Teach AI How to Code: Using Large Language Models as Teachable Agents for Programming Education
Hyoungwook Jin, Seonghee Lee, Hyungyu Shin, Juho Kim
TL;DR
This paper presents TeachYou, an LBT system where learners teach an LLM-based tutee (AlgoBo) to code algorithms. It introduces the Reflect-Respond prompting pipeline to confine and update AlgoBo's knowledge, Mode-shifting to induce elaboration, and Teaching Helper to provide metacognitive feedback.

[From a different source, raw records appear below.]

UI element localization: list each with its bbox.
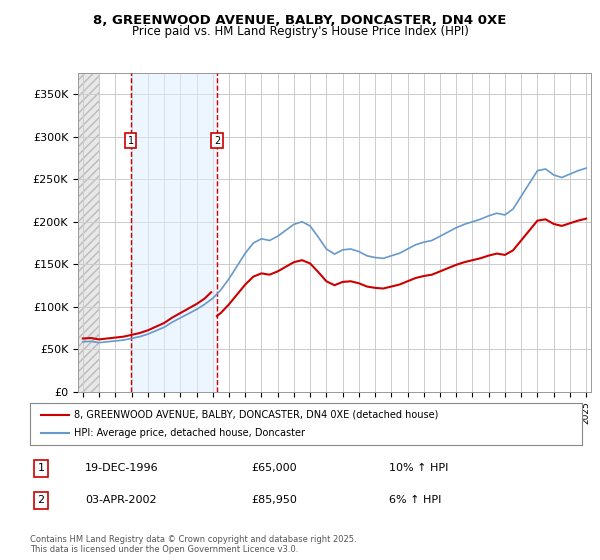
HPI: Average price, detached house, Doncaster: (2e+03, 1.63e+05): Average price, detached house, Doncaster…	[242, 250, 249, 256]
HPI: Average price, detached house, Doncaster: (2e+03, 1.33e+05): Average price, detached house, Doncaster…	[226, 276, 233, 282]
Bar	[75, 73, 99, 392]
Text: £65,000: £65,000	[251, 463, 296, 473]
8, GREENWOOD AVENUE, BALBY, DONCASTER, DN4 0XE (detached house)	[461, 259, 468, 265]
8, GREENWOOD AVENUE, BALBY, DONCASTER, DN4 0XE (detached house)	[558, 222, 565, 229]
Text: 1: 1	[128, 136, 134, 146]
8, GREENWOOD AVENUE, BALBY, DONCASTER, DN4 0XE (detached house)	[214, 312, 221, 319]
8, GREENWOOD AVENUE, BALBY, DONCASTER, DN4 0XE (detached house)	[574, 217, 581, 224]
Text: 2: 2	[214, 136, 220, 146]
8, GREENWOOD AVENUE, BALBY, DONCASTER, DN4 0XE (detached house)	[226, 301, 233, 307]
Text: 8, GREENWOOD AVENUE, BALBY, DONCASTER, DN4 0XE: 8, GREENWOOD AVENUE, BALBY, DONCASTER, D…	[94, 14, 506, 27]
Line: HPI: Average price, detached house, Doncaster: HPI: Average price, detached house, Donc…	[83, 168, 586, 343]
8, GREENWOOD AVENUE, BALBY, DONCASTER, DN4 0XE (detached house)	[518, 237, 525, 244]
8, GREENWOOD AVENUE, BALBY, DONCASTER, DN4 0XE (detached house)	[469, 257, 476, 264]
8, GREENWOOD AVENUE, BALBY, DONCASTER, DN4 0XE (detached house)	[307, 260, 314, 267]
8, GREENWOOD AVENUE, BALBY, DONCASTER, DN4 0XE (detached house)	[380, 285, 387, 292]
8, GREENWOOD AVENUE, BALBY, DONCASTER, DN4 0XE (detached house)	[526, 227, 533, 234]
HPI: Average price, detached house, Doncaster: (2e+03, 5.8e+04): Average price, detached house, Doncaster…	[95, 339, 103, 346]
Text: HPI: Average price, detached house, Doncaster: HPI: Average price, detached house, Donc…	[74, 428, 305, 438]
8, GREENWOOD AVENUE, BALBY, DONCASTER, DN4 0XE (detached house)	[550, 221, 557, 227]
HPI: Average price, detached house, Doncaster: (2.02e+03, 2.63e+05): Average price, detached house, Doncaster…	[583, 165, 590, 171]
8, GREENWOOD AVENUE, BALBY, DONCASTER, DN4 0XE (detached house)	[534, 217, 541, 224]
Text: 8, GREENWOOD AVENUE, BALBY, DONCASTER, DN4 0XE (detached house): 8, GREENWOOD AVENUE, BALBY, DONCASTER, D…	[74, 410, 439, 420]
8, GREENWOOD AVENUE, BALBY, DONCASTER, DN4 0XE (detached house)	[371, 284, 379, 291]
Text: 10% ↑ HPI: 10% ↑ HPI	[389, 463, 448, 473]
Text: 03-APR-2002: 03-APR-2002	[85, 496, 157, 506]
Line: 8, GREENWOOD AVENUE, BALBY, DONCASTER, DN4 0XE (detached house): 8, GREENWOOD AVENUE, BALBY, DONCASTER, D…	[217, 218, 586, 316]
8, GREENWOOD AVENUE, BALBY, DONCASTER, DN4 0XE (detached house)	[477, 255, 484, 262]
8, GREENWOOD AVENUE, BALBY, DONCASTER, DN4 0XE (detached house)	[274, 268, 281, 275]
8, GREENWOOD AVENUE, BALBY, DONCASTER, DN4 0XE (detached house)	[502, 251, 509, 258]
8, GREENWOOD AVENUE, BALBY, DONCASTER, DN4 0XE (detached house)	[404, 278, 411, 284]
8, GREENWOOD AVENUE, BALBY, DONCASTER, DN4 0XE (detached house)	[250, 273, 257, 280]
8, GREENWOOD AVENUE, BALBY, DONCASTER, DN4 0XE (detached house)	[412, 274, 419, 281]
8, GREENWOOD AVENUE, BALBY, DONCASTER, DN4 0XE (detached house)	[290, 259, 298, 265]
8, GREENWOOD AVENUE, BALBY, DONCASTER, DN4 0XE (detached house)	[266, 271, 273, 278]
8, GREENWOOD AVENUE, BALBY, DONCASTER, DN4 0XE (detached house)	[388, 283, 395, 290]
8, GREENWOOD AVENUE, BALBY, DONCASTER, DN4 0XE (detached house)	[436, 268, 443, 275]
HPI: Average price, detached house, Doncaster: (2.02e+03, 1.83e+05): Average price, detached house, Doncaster…	[436, 233, 443, 240]
8, GREENWOOD AVENUE, BALBY, DONCASTER, DN4 0XE (detached house)	[542, 216, 549, 223]
8, GREENWOOD AVENUE, BALBY, DONCASTER, DN4 0XE (detached house)	[452, 262, 460, 268]
8, GREENWOOD AVENUE, BALBY, DONCASTER, DN4 0XE (detached house)	[323, 278, 330, 284]
8, GREENWOOD AVENUE, BALBY, DONCASTER, DN4 0XE (detached house)	[583, 215, 590, 222]
Text: £85,950: £85,950	[251, 496, 296, 506]
8, GREENWOOD AVENUE, BALBY, DONCASTER, DN4 0XE (detached house)	[566, 220, 574, 227]
8, GREENWOOD AVENUE, BALBY, DONCASTER, DN4 0XE (detached house)	[217, 310, 224, 316]
Text: 6% ↑ HPI: 6% ↑ HPI	[389, 496, 441, 506]
8, GREENWOOD AVENUE, BALBY, DONCASTER, DN4 0XE (detached house)	[282, 263, 289, 270]
Text: 2: 2	[37, 496, 44, 506]
HPI: Average price, detached house, Doncaster: (2.01e+03, 1.67e+05): Average price, detached house, Doncaster…	[339, 246, 346, 253]
8, GREENWOOD AVENUE, BALBY, DONCASTER, DN4 0XE (detached house)	[364, 283, 371, 290]
8, GREENWOOD AVENUE, BALBY, DONCASTER, DN4 0XE (detached house)	[347, 278, 355, 284]
HPI: Average price, detached house, Doncaster: (2.01e+03, 1.68e+05): Average price, detached house, Doncaster…	[323, 246, 330, 253]
8, GREENWOOD AVENUE, BALBY, DONCASTER, DN4 0XE (detached house)	[314, 269, 322, 276]
Text: 19-DEC-1996: 19-DEC-1996	[85, 463, 159, 473]
8, GREENWOOD AVENUE, BALBY, DONCASTER, DN4 0XE (detached house)	[233, 291, 241, 298]
8, GREENWOOD AVENUE, BALBY, DONCASTER, DN4 0XE (detached house)	[242, 281, 249, 288]
HPI: Average price, detached house, Doncaster: (1.99e+03, 5.9e+04): Average price, detached house, Doncaster…	[79, 338, 86, 345]
8, GREENWOOD AVENUE, BALBY, DONCASTER, DN4 0XE (detached house)	[445, 265, 452, 272]
8, GREENWOOD AVENUE, BALBY, DONCASTER, DN4 0XE (detached house)	[258, 270, 265, 277]
HPI: Average price, detached house, Doncaster: (2.02e+03, 2.6e+05): Average price, detached house, Doncaster…	[574, 167, 581, 174]
8, GREENWOOD AVENUE, BALBY, DONCASTER, DN4 0XE (detached house)	[298, 257, 305, 264]
Text: 1: 1	[38, 463, 44, 473]
8, GREENWOOD AVENUE, BALBY, DONCASTER, DN4 0XE (detached house)	[355, 280, 362, 287]
8, GREENWOOD AVENUE, BALBY, DONCASTER, DN4 0XE (detached house)	[331, 282, 338, 288]
8, GREENWOOD AVENUE, BALBY, DONCASTER, DN4 0XE (detached house)	[428, 271, 436, 278]
8, GREENWOOD AVENUE, BALBY, DONCASTER, DN4 0XE (detached house)	[420, 273, 427, 279]
8, GREENWOOD AVENUE, BALBY, DONCASTER, DN4 0XE (detached house)	[396, 281, 403, 288]
Text: Price paid vs. HM Land Registry's House Price Index (HPI): Price paid vs. HM Land Registry's House …	[131, 25, 469, 38]
8, GREENWOOD AVENUE, BALBY, DONCASTER, DN4 0XE (detached house)	[509, 247, 517, 254]
8, GREENWOOD AVENUE, BALBY, DONCASTER, DN4 0XE (detached house)	[493, 250, 500, 257]
8, GREENWOOD AVENUE, BALBY, DONCASTER, DN4 0XE (detached house)	[339, 278, 346, 285]
Bar	[131, 73, 217, 392]
Text: Contains HM Land Registry data © Crown copyright and database right 2025.
This d: Contains HM Land Registry data © Crown c…	[30, 535, 356, 554]
8, GREENWOOD AVENUE, BALBY, DONCASTER, DN4 0XE (detached house)	[485, 252, 493, 259]
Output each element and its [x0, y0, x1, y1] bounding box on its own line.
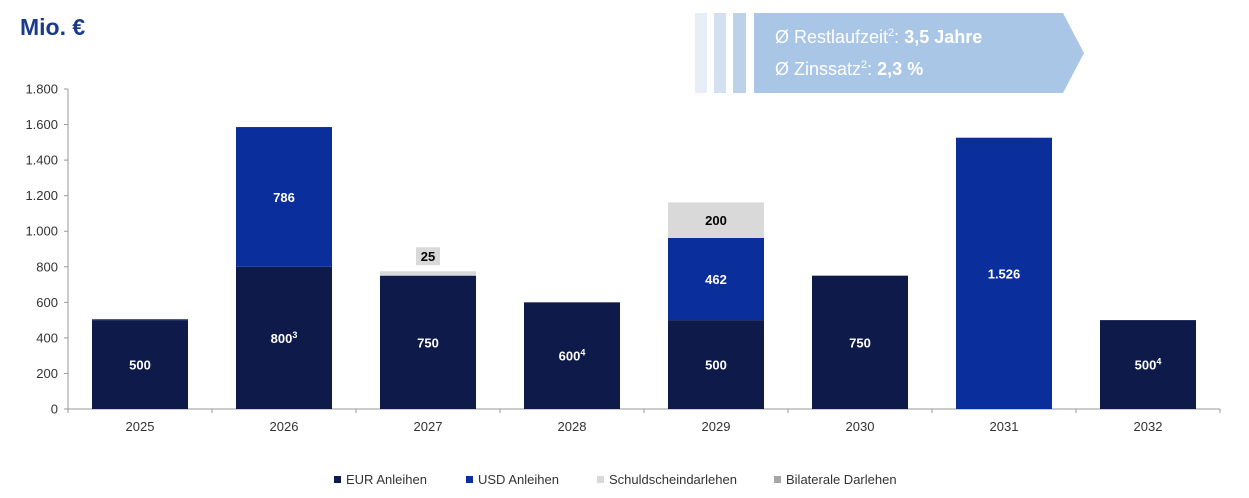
y-tick-label: 800 [36, 259, 58, 274]
callout-line-zinssatz: Ø Zinssatz2: 2,3 % [775, 59, 923, 80]
data-label: 1.526 [988, 266, 1021, 281]
y-tick-label: 1.200 [25, 188, 58, 203]
kpi-callout: Ø Restlaufzeit2: 3,5 Jahre Ø Zinssatz2: … [695, 13, 1085, 93]
bar-segment [524, 302, 620, 409]
bar-segment [380, 275, 476, 409]
callout-stripe [714, 13, 726, 93]
y-tick-label: 400 [36, 330, 58, 345]
y-tick-label: 0 [51, 402, 58, 417]
callout-stripe [733, 13, 746, 93]
bar-segment [1100, 320, 1196, 409]
maturity-bar-chart: 0 200 400 600 800 1.000 1.200 1.400 1.600 1.800 20… [25, 82, 1221, 434]
y-tick-label: 200 [36, 366, 58, 381]
data-label: 5004 [1135, 357, 1162, 373]
callout-value: 2,3 % [877, 59, 924, 79]
legend-item: EUR Anleihen [334, 472, 427, 487]
legend-item: USD Anleihen [466, 472, 559, 487]
x-tick-label: 2032 [1134, 419, 1163, 434]
legend-swatch [774, 476, 781, 483]
footnote-marker: 3 [292, 330, 297, 340]
data-label: 6004 [559, 348, 586, 364]
y-tick-label: 1.600 [25, 117, 58, 132]
callout-stripe [695, 13, 707, 93]
legend-item: Bilaterale Darlehen [774, 472, 897, 487]
callout-separator: : [894, 27, 905, 47]
legend-swatch [466, 476, 473, 483]
footnote-marker: 4 [1156, 357, 1161, 367]
data-label: 750 [849, 335, 871, 350]
bar-segment [236, 266, 332, 409]
bar-segment [956, 137, 1052, 409]
data-label: 462 [705, 272, 727, 287]
footnote-marker: 4 [580, 348, 585, 358]
callout-label: Ø Restlaufzeit [775, 27, 889, 47]
x-tick-label: 2026 [270, 419, 299, 434]
footnote-marker: 2 [861, 59, 868, 71]
data-label: 200 [705, 213, 727, 228]
callout-arrow-shape [754, 13, 1084, 93]
bar-segment [236, 127, 332, 267]
data-label: 786 [273, 190, 295, 205]
y-tick-label: 600 [36, 295, 58, 310]
data-label-box [416, 247, 440, 266]
x-tick-label: 2025 [126, 419, 155, 434]
bar-segment [380, 271, 476, 276]
bar-segment [668, 202, 764, 238]
data-label: 8003 [271, 330, 298, 346]
data-label: 500 [705, 358, 727, 373]
y-tick-label: 1.800 [25, 82, 58, 97]
unit-label: Mio. € [20, 14, 86, 40]
legend-swatch [597, 476, 604, 483]
bar-segment [668, 237, 764, 321]
legend-item: Schuldscheindarlehen [597, 472, 737, 487]
bar-segment [92, 320, 188, 409]
callout-value: 3,5 Jahre [904, 27, 983, 47]
callout-separator: : [867, 59, 878, 79]
legend-label: Bilaterale Darlehen [786, 472, 897, 487]
footnote-marker: 2 [888, 27, 895, 39]
callout-label: Ø Zinssatz [775, 59, 862, 79]
x-tick-label: 2027 [414, 419, 443, 434]
legend-swatch [334, 476, 341, 483]
bar-segment [92, 319, 188, 321]
bar-segment [668, 320, 764, 409]
x-tick-label: 2028 [558, 419, 587, 434]
bar-segment [812, 275, 908, 409]
x-tick-label: 2029 [702, 419, 731, 434]
y-tick-label: 1.000 [25, 224, 58, 239]
legend-label: USD Anleihen [478, 472, 559, 487]
data-label: 750 [417, 335, 439, 350]
y-tick-label: 1.400 [25, 153, 58, 168]
x-tick-label: 2031 [990, 419, 1019, 434]
callout-line-restlaufzeit: Ø Restlaufzeit2: 3,5 Jahre [775, 27, 982, 48]
legend-label: EUR Anleihen [346, 472, 427, 487]
x-tick-label: 2030 [846, 419, 875, 434]
data-label: 500 [129, 358, 151, 373]
data-label: 25 [421, 249, 435, 264]
legend-label: Schuldscheindarlehen [609, 472, 737, 487]
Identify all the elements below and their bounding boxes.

Technical evaluation shows that Reflect-Respond can configure, persist, and adapt AlgoBo's knowledge state, while a 40-person user study demonstrates that Mode-shifting significantly increases knowledge-building density (effect size $d=0.71$, $p=0.03$) and enhances perceived usefulness for learning. The work argues for cost-efficient, personalized, and scalable LBT with teachable agents, and discusses implications for design, personalization, and classroom deployment.
Abstract
This work investigates large language models (LLMs) as teachable agents for learning by teaching (LBT). LBT with teachable agents helps learners identify knowledge gaps and discover new knowledge. However, teachable agents require expensive programming of subject-specific knowledge. While LLMs as teachable agents can reduce the cost, LLMs' expansive knowledge as tutees discourages learners from teaching. We propose a prompting pipeline that restrains LLMs' knowledge and makes them initiate "why" and "how" questions for effective knowledge-building. We combined these techniques into TeachYou, an LBT environment for algorithm learning, and AlgoBo, an LLM-based tutee chatbot that can simulate misconceptions and unawareness prescribed in its knowledge state. Our technical evaluation confirmed that our prompting pipeline can effectively configure AlgoBo's problem-solving performance. Through a between-subject study with 40 algorithm novices, we also observed that AlgoBo's questions led to knowledge-dense conversations (effect size=0.71). Lastly, we discuss design implications, cost-efficiency, and personalization of LLM-based teachable agents.